Lacking sounds to train their artificial intelligence (AI) models, French companies and laboratories of voice techniques (“Voicetech”) will launch a campaign to ask French speakers to give away a little of their voice for free, AFP was told. Karel Bourgois, head of the Voice Lab.
About thirty players in the field have combined their strengths in this association to bring together their data sets, or “datasets”: thousands of hours of recorded voices, necessary to feed and improve voice AI models. “Together, we have collected 9,000 hours. But we are the start-ups and SMEs facing faculties like Microsoft or Google, which has millions of hours on YouTube.
In France, +datasets+ are limited in number and often unlicensed for commercial use, hence the difficulty of training AIs. “Recently, a young researcher spent two years compiling his data,” laments the founder of the start-up Voxist. On a common voice platform, in French, anyone can read and record the text.
Also, in September, he will launch a campaign for a new version of the tool, which will “collect more natural voices by volunteering to answer questions”. Another track with the human-our lab is the “Listening to Talk” project: a truck driving through France to record voices, rather than voices from radios or televisions.

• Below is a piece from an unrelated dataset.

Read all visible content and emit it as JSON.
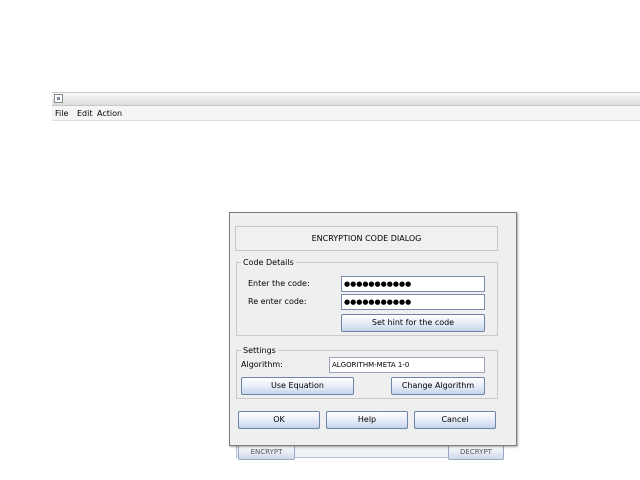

The Voice Lab has been in discussions with Radio France, France Televisions and INA, but is coming up against legal ambiguity regarding the concept of AI being used for training purposes. In 2021, the Voice Lab won a public call for projects and received 4.7 million euros over 5 years to compile voice data, develop common models, and demonstrate services to its members, for research purposes or for business.
“Voicetech”, a growing field revolutionized by AI, includes voice recognition and synthesis, emotion analysis, speaker identification, oral transcription of texts, de-accentuation, or imitations and voice modification, including in real-time.
These techniques are of interest to the general public and to large groups that want to use voice as an identifier or automate call centers. In January, Microsoft presented VALL-E, an AI model that can imitate a voice from a 3-second recording.